Canadian senator charged over cheque from PM's chief of staff
Criminal case opened against Mike Duffy over payment from PM's chief of staff
Canadian police have laid a raft of criminal charges against a member of the country's Senate who was once a close political ally of Prime Minister Stephen Harper.
The 31 charges laid against Senator Mike Duffy on Thursday are the latest development in a long-running scandal that has hurt support for Harper's right-leaning Conservative government ahead of an election scheduled for October 2015.
Harper, who took power in 2006 promising to increase accountability, came under attack from opposition parties last year after it emerged that his wealthy chief of staff, Nigel Wright, had secretly paid Duffy a cheque for C$90,000 (HK$649,000) to cover expenses that Duffy had agreed to repay.
The Senate, the appointed upper house of Canada's Parliament, ruled Duffy had claimed the expenses improperly.
Royal Canadian Mounted Police assistant commissioner Gilles Michaud said Duffy was suspected of corruptly obtaining, or trying to obtain, the C$90,000 from Wright.

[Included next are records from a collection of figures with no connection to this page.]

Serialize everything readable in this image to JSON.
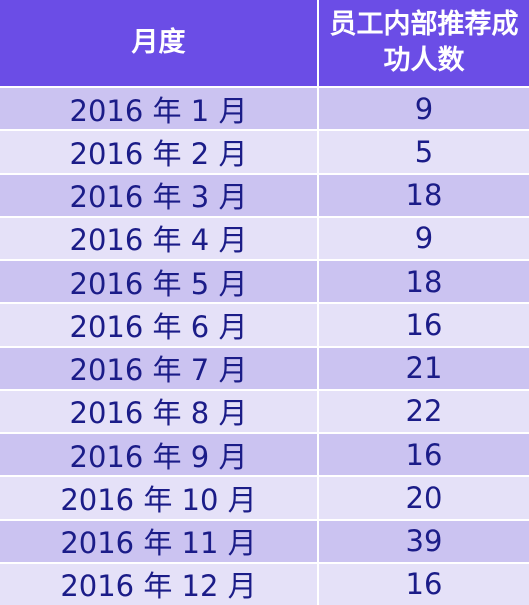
{
  "table": {
    "headers": [
      "月度",
      "员工内部推荐成功人数"
    ],
    "rows": [
      {
        "month": "2016 年 1 月",
        "count": "9"
      },
      {
        "month": "2016 年 2 月",
        "count": "5"
      },
      {
        "month": "2016 年 3 月",
        "count": "18"
      },
      {
        "month": "2016 年 4 月",
        "count": "9"
      },
      {
        "month": "2016 年 5 月",
        "count": "18"
      },
      {
        "month": "2016 年 6 月",
        "count": "16"
      },
      {
        "month": "2016 年 7 月",
        "count": "21"
      },
      {
        "month": "2016 年 8 月",
        "count": "22"
      },
      {
        "month": "2016 年 9 月",
        "count": "16"
      },
      {
        "month": "2016 年 10 月",
        "count": "20"
      },
      {
        "month": "2016 年 11 月",
        "count": "39"
      },
      {
        "month": "2016 年 12 月",
        "count": "16"
      }
    ]
  },
  "colors": {
    "header_bg": "#6b4de6",
    "row_dark": "#cbc3f1",
    "row_light": "#e5e1f8",
    "text": "#1b1c88"
  }
}
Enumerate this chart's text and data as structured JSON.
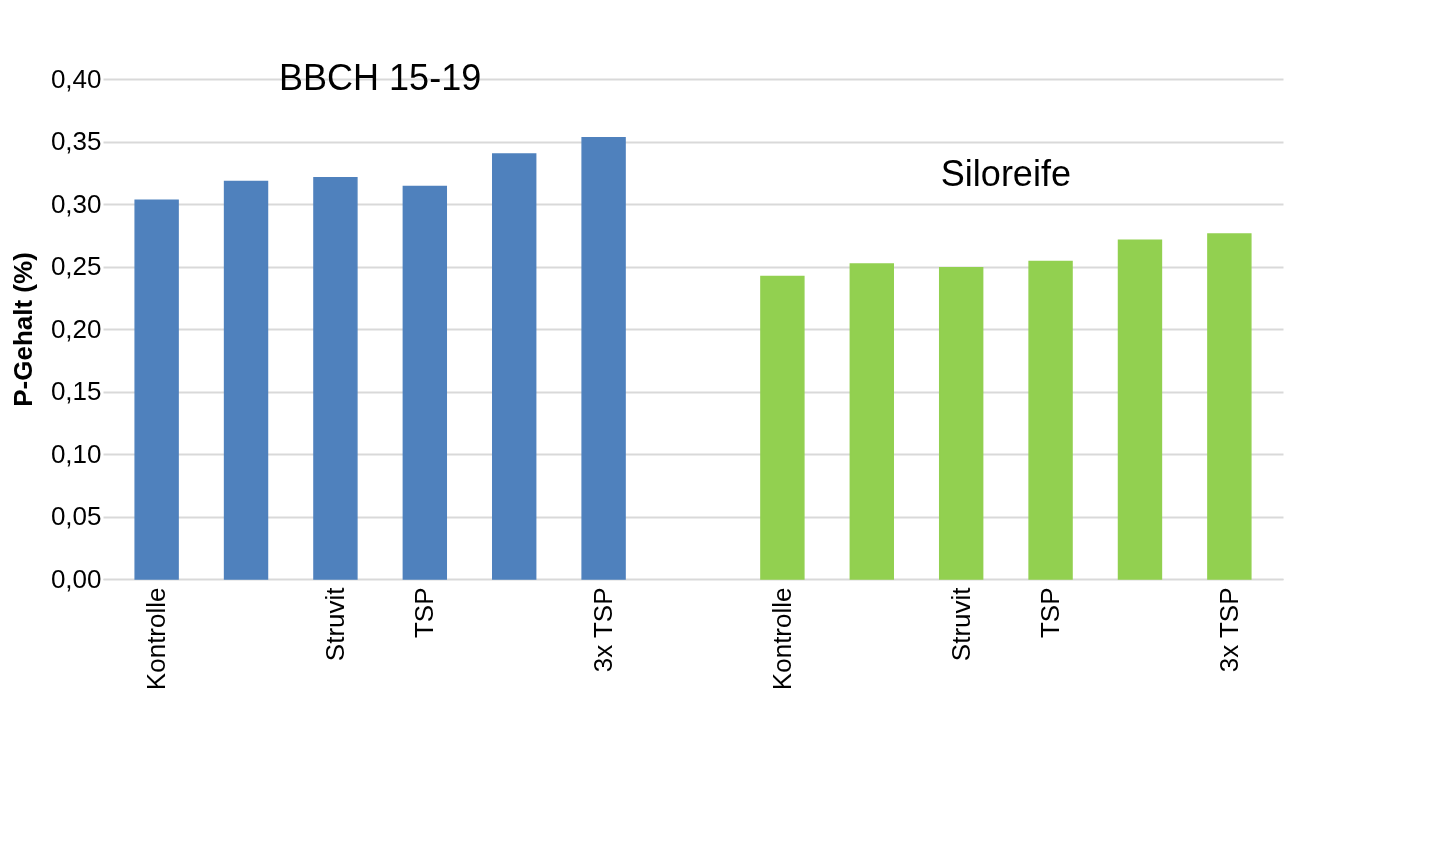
{
  "chart_data": {
    "type": "bar",
    "ylabel": "P-Gehalt (%)",
    "categories": [
      "Kontrolle",
      null,
      "Struvit",
      "TSP",
      null,
      "3x TSP",
      null,
      "Kontrolle",
      null,
      "Struvit",
      "TSP",
      null,
      "3x TSP"
    ],
    "series": [
      {
        "name": "BBCH 15-19",
        "color": "#4f81bd",
        "values": [
          0.303,
          0.318,
          0.321,
          0.314,
          0.34,
          0.353,
          null,
          null,
          null,
          null,
          null,
          null,
          null
        ]
      },
      {
        "name": "Siloreife",
        "color": "#92d050",
        "values": [
          null,
          null,
          null,
          null,
          null,
          null,
          null,
          0.242,
          0.252,
          0.249,
          0.254,
          0.271,
          0.276
        ]
      }
    ],
    "ylim": [
      0,
      0.4
    ],
    "yticks": [
      {
        "value": 0,
        "label": "0,00"
      },
      {
        "value": 0.05,
        "label": "0,05"
      },
      {
        "value": 0.1,
        "label": "0,10"
      },
      {
        "value": 0.15,
        "label": "0,15"
      },
      {
        "value": 0.2,
        "label": "0,20"
      },
      {
        "value": 0.25,
        "label": "0,25"
      },
      {
        "value": 0.3,
        "label": "0,30"
      },
      {
        "value": 0.35,
        "label": "0,35"
      },
      {
        "value": 0.4,
        "label": "0,40"
      }
    ],
    "grid": "y"
  }
}
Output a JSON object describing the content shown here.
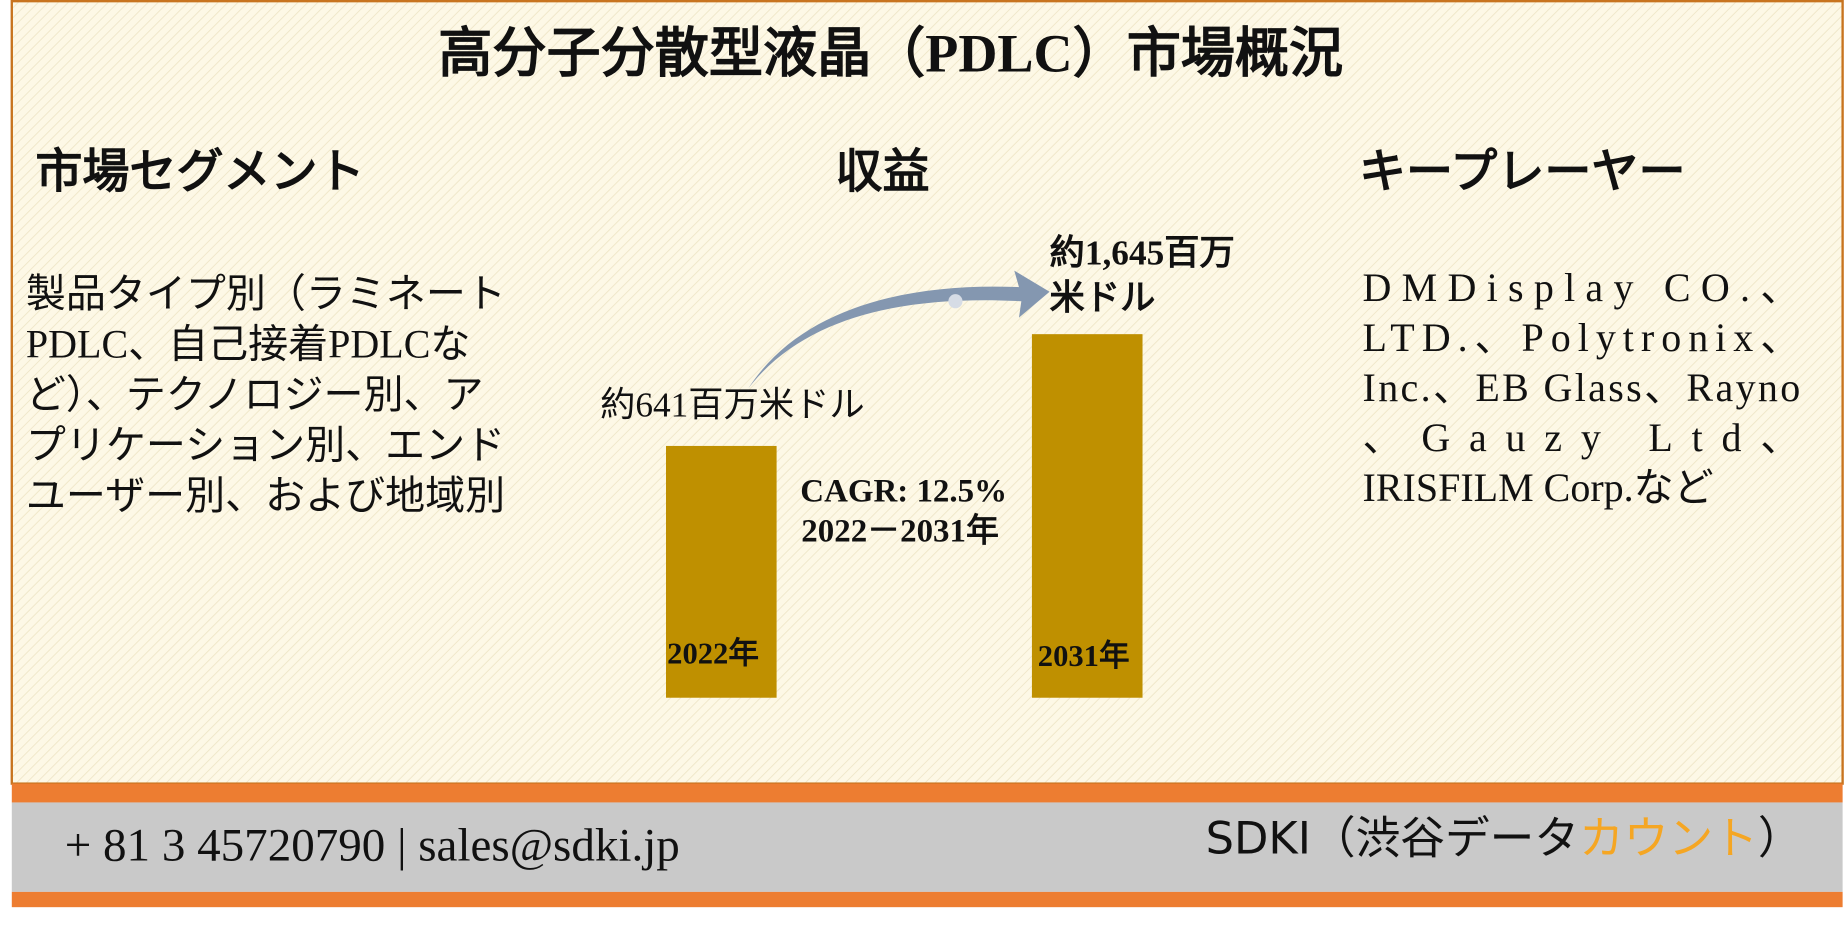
{
  "title": "高分子分散型液晶（PDLC）市場概況",
  "segment": {
    "heading": "市場セグメント",
    "lines": [
      "製品タイプ別（ラミネート",
      "PDLC、自己接着PDLCな",
      "ど）、テクノロジー別、ア",
      "プリケーション別、エンド",
      "ユーザー別、および地域別"
    ]
  },
  "revenue": {
    "heading": "収益",
    "start_label": "約641百万米ドル",
    "end_label": [
      "約1,645百万",
      "米ドル"
    ],
    "start_year": "2022年",
    "end_year": "2031年",
    "cagr": [
      "CAGR: 12.5%",
      "2022－2031年"
    ]
  },
  "players": {
    "heading": "キープレーヤー",
    "lines": [
      "DMDisplay CO.、",
      "LTD.、Polytronix、",
      "Inc.、EB Glass、Rayno",
      "、Gauzy Ltd、",
      "IRISFILM Corp.など"
    ]
  },
  "footer": {
    "contact": "+ 81 3 45720790 | sales@sdki.jp",
    "brand": "SDKI（渋谷データ",
    "brand_highlight": "カウント",
    "brand_end": "）"
  }
}
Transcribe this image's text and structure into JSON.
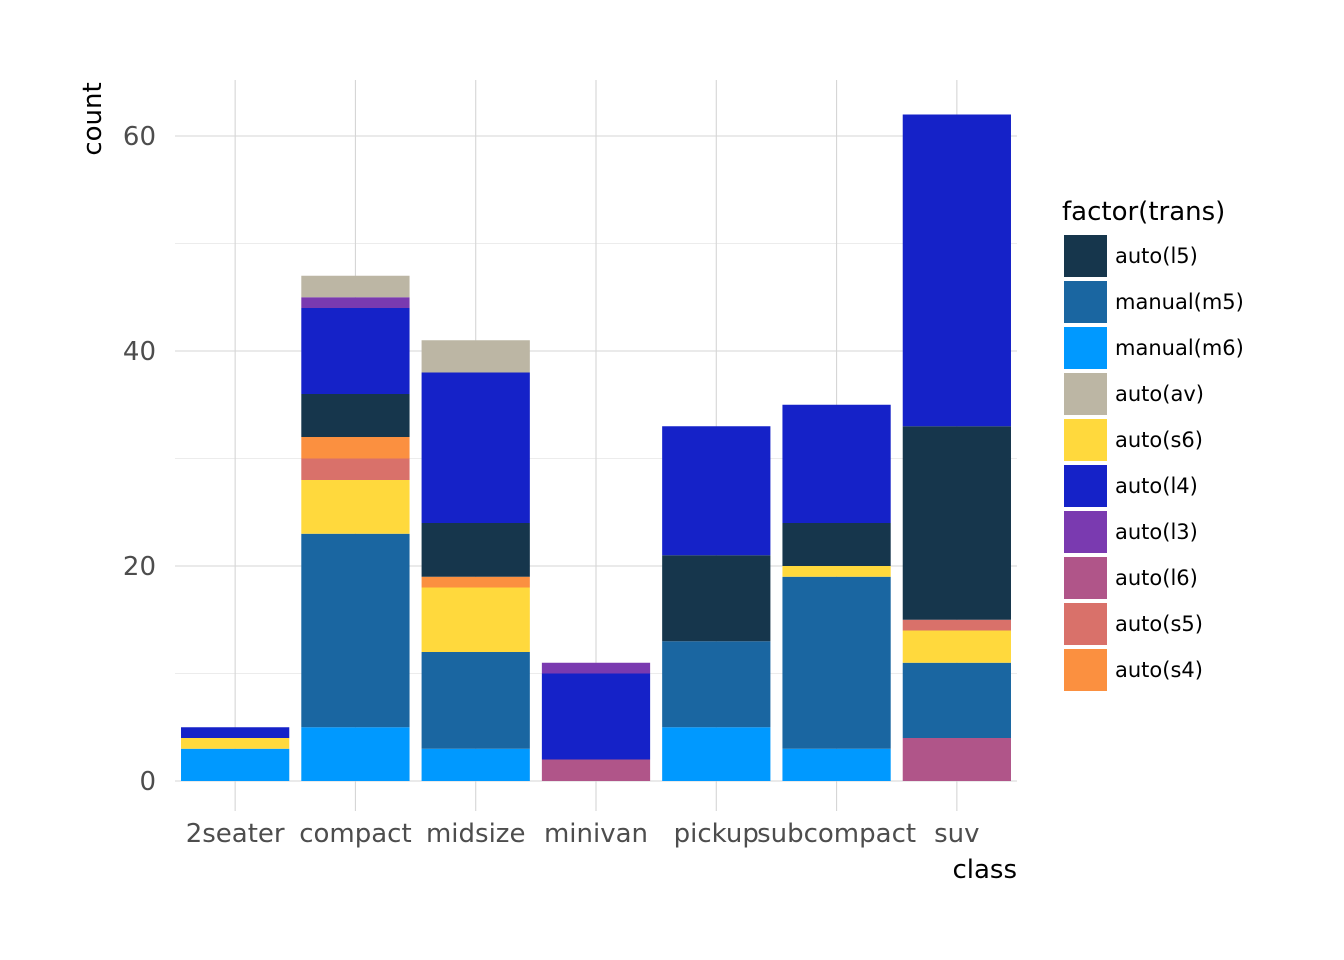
{
  "chart_data": {
    "type": "bar",
    "stacked": true,
    "title": "",
    "xlabel": "class",
    "ylabel": "count",
    "ylim": [
      0,
      65
    ],
    "yticks": [
      0,
      20,
      40,
      60
    ],
    "grid": true,
    "legend_position": "right",
    "legend_title": "factor(trans)",
    "categories": [
      "2seater",
      "compact",
      "midsize",
      "minivan",
      "pickup",
      "subcompact",
      "suv"
    ],
    "stack_order_bottom_to_top": [
      "auto(l6)",
      "manual(m6)",
      "manual(m5)",
      "auto(s6)",
      "auto(s5)",
      "auto(s4)",
      "auto(l5)",
      "auto(l4)",
      "auto(l3)",
      "auto(av)"
    ],
    "legend_order": [
      "auto(l5)",
      "manual(m5)",
      "manual(m6)",
      "auto(av)",
      "auto(s6)",
      "auto(l4)",
      "auto(l3)",
      "auto(l6)",
      "auto(s5)",
      "auto(s4)"
    ],
    "series": [
      {
        "name": "auto(l6)",
        "color": "#b05589",
        "values": [
          0,
          0,
          0,
          2,
          0,
          0,
          4
        ]
      },
      {
        "name": "manual(m6)",
        "color": "#0099ff",
        "values": [
          3,
          5,
          3,
          0,
          5,
          3,
          0
        ]
      },
      {
        "name": "manual(m5)",
        "color": "#1a66a1",
        "values": [
          0,
          18,
          9,
          0,
          8,
          16,
          7
        ]
      },
      {
        "name": "auto(s6)",
        "color": "#ffd93d",
        "values": [
          1,
          5,
          6,
          0,
          0,
          1,
          3
        ]
      },
      {
        "name": "auto(s5)",
        "color": "#d9716a",
        "values": [
          0,
          2,
          0,
          0,
          0,
          0,
          1
        ]
      },
      {
        "name": "auto(s4)",
        "color": "#fb9040",
        "values": [
          0,
          2,
          1,
          0,
          0,
          0,
          0
        ]
      },
      {
        "name": "auto(l5)",
        "color": "#16364c",
        "values": [
          0,
          4,
          5,
          0,
          8,
          4,
          18
        ]
      },
      {
        "name": "auto(l4)",
        "color": "#1522c8",
        "values": [
          1,
          8,
          14,
          8,
          12,
          11,
          29
        ]
      },
      {
        "name": "auto(l3)",
        "color": "#7a3ab0",
        "values": [
          0,
          1,
          0,
          1,
          0,
          0,
          0
        ]
      },
      {
        "name": "auto(av)",
        "color": "#bcb6a4",
        "values": [
          0,
          2,
          3,
          0,
          0,
          0,
          0
        ]
      }
    ]
  }
}
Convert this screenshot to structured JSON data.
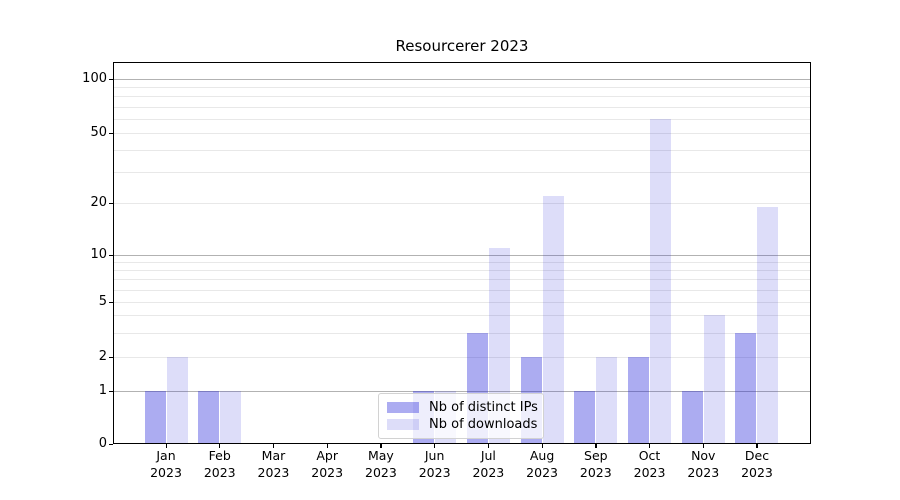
{
  "chart_data": {
    "type": "bar",
    "title": "Resourcerer 2023",
    "categories": [
      "Jan",
      "Feb",
      "Mar",
      "Apr",
      "May",
      "Jun",
      "Jul",
      "Aug",
      "Sep",
      "Oct",
      "Nov",
      "Dec"
    ],
    "category_year": "2023",
    "series": [
      {
        "name": "Nb of distinct IPs",
        "color": "#1919d7",
        "alpha": 0.36,
        "values": [
          1,
          1,
          0,
          0,
          0,
          1,
          3,
          2,
          1,
          2,
          1,
          3
        ]
      },
      {
        "name": "Nb of downloads",
        "color": "#1919d7",
        "alpha": 0.15,
        "values": [
          2,
          1,
          0,
          0,
          0,
          1,
          11,
          22,
          2,
          60,
          4,
          19
        ]
      }
    ],
    "xlabel": "",
    "ylabel": "",
    "yscale": "symlog-like",
    "ylim": [
      0,
      125
    ],
    "yticks": [
      0,
      1,
      2,
      5,
      10,
      20,
      50,
      100
    ],
    "major_gridlines": [
      1,
      10,
      100
    ],
    "minor_gridlines": [
      2,
      3,
      4,
      5,
      6,
      7,
      8,
      9,
      20,
      30,
      40,
      50,
      60,
      70,
      80,
      90
    ],
    "grid": true,
    "legend_position": "lower center"
  },
  "colors": {
    "background": "#ffffff",
    "axis": "#000000",
    "text": "#000000",
    "major_grid": "#b2b2b2",
    "minor_grid": "#e8e8e8",
    "legend_border": "#d2d2d2"
  }
}
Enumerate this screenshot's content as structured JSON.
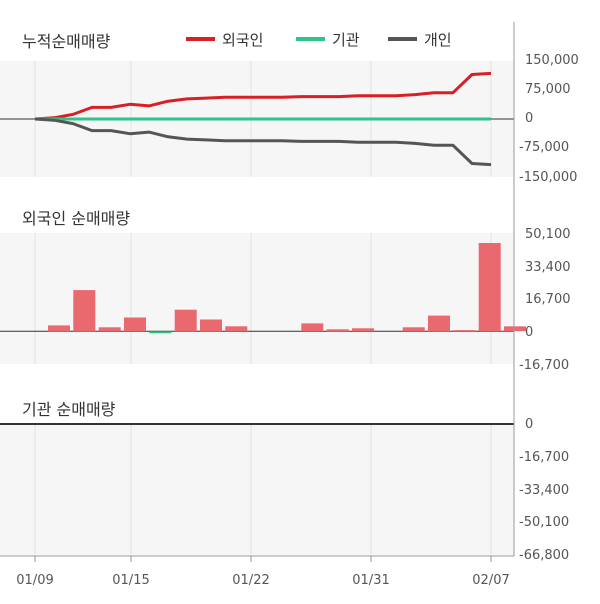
{
  "colors": {
    "foreigner": "#d81f26",
    "institution": "#2ec48c",
    "individual": "#555555",
    "bar": "#e9696f",
    "panel_bg": "#f6f6f6",
    "grid": "#e2e2e2",
    "zero": "#333333",
    "axis": "#999999"
  },
  "x_labels": [
    "01/09",
    "01/15",
    "01/22",
    "01/31",
    "02/07"
  ],
  "chart_data": [
    {
      "type": "line",
      "title": "누적순매매량",
      "legend": {
        "placement": "top",
        "entries": [
          "외국인",
          "기관",
          "개인"
        ]
      },
      "y_ticks": [
        "150,000",
        "75,000",
        "0",
        "-75,000",
        "-150,000"
      ],
      "ylim": [
        -150000,
        150000
      ],
      "series": [
        {
          "name": "외국인",
          "values": [
            0,
            3000,
            12000,
            30000,
            30000,
            38000,
            34000,
            46000,
            52000,
            54000,
            56000,
            56000,
            56000,
            56000,
            58000,
            58000,
            58000,
            60000,
            60000,
            60000,
            63000,
            68000,
            68000,
            115000,
            118000
          ]
        },
        {
          "name": "기관",
          "values": [
            0,
            0,
            0,
            0,
            0,
            0,
            0,
            0,
            0,
            0,
            0,
            0,
            0,
            0,
            0,
            0,
            0,
            0,
            0,
            0,
            0,
            0,
            0,
            0,
            0
          ]
        },
        {
          "name": "개인",
          "values": [
            0,
            -3000,
            -12000,
            -30000,
            -30000,
            -38000,
            -34000,
            -46000,
            -52000,
            -54000,
            -56000,
            -56000,
            -56000,
            -56000,
            -58000,
            -58000,
            -58000,
            -60000,
            -60000,
            -60000,
            -63000,
            -68000,
            -68000,
            -115000,
            -118000
          ]
        }
      ]
    },
    {
      "type": "bar",
      "title": "외국인 순매매량",
      "y_ticks": [
        "50,100",
        "33,400",
        "16,700",
        "0",
        "-16,700"
      ],
      "ylim": [
        -16700,
        50100
      ],
      "values": [
        3000,
        21000,
        2000,
        7000,
        -1000,
        11000,
        6000,
        2500,
        0,
        0,
        4000,
        1000,
        1500,
        0,
        2000,
        8000,
        600,
        45000,
        2500
      ]
    },
    {
      "type": "bar",
      "title": "기관 순매매량",
      "y_ticks": [
        "0",
        "-16,700",
        "-33,400",
        "-50,100",
        "-66,800"
      ],
      "ylim": [
        -66800,
        0
      ],
      "values": []
    }
  ]
}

"Mr Duffy has been charged with one count each of bribery of a judicial officer, frauds on the government and breach of trust," Michaud said. "Today's charges are the result of a careful examination of the facts."
The majority of the Mounties' charges against Duffy relate to living and travel expenses that he allegedly claimed even though he was not entitled to do so.
Harper has always insisted he knew nothing about the cheque and would not have approved it.
"Those who break the rules must suffer the consequences. The conduct described in the numerous charges against Mr Duffy is disgraceful," said chief Harper spokesman Jason MacDonald.
Wright quit his job in Harper's office in May 2013, a few days after the news broke. In November, the Senate voted to suspend Duffy and two other Conservative senators for claiming expenses they had not been entitled to.
Duffy is a former high-profile television reporter who had proved to be a popular draw at Conservative fundraising events. Harper appointed him to the Senate in December 2008.
In April, the RCMP said they had dropped a separate corruption investigation into Wright's activities.
Duffy's lawyer, Donald Bayne, said Thursday's charges raised serious questions.
"I am sure that I am not the only Canadian who will now wonder openly how what was not a crime or bribe when Nigel Wright paid it on his own initiative became, however mysteriously, a crime or bribe when received by Senator Duffy," he said in a statement.
Support for the Conservatives slipped after the scandal broke and polls continue to suggest that the opposition Liberals are likely to win the most seats in the House of Commons in next year's election.
"This is yet another example of the secrecy and alleged corruption involving the Harper Conservatives," said Liberal legislator Marc Garneau.
Duffy is next due to appear in court on September 16, the day after the House of Commons resumes sitting.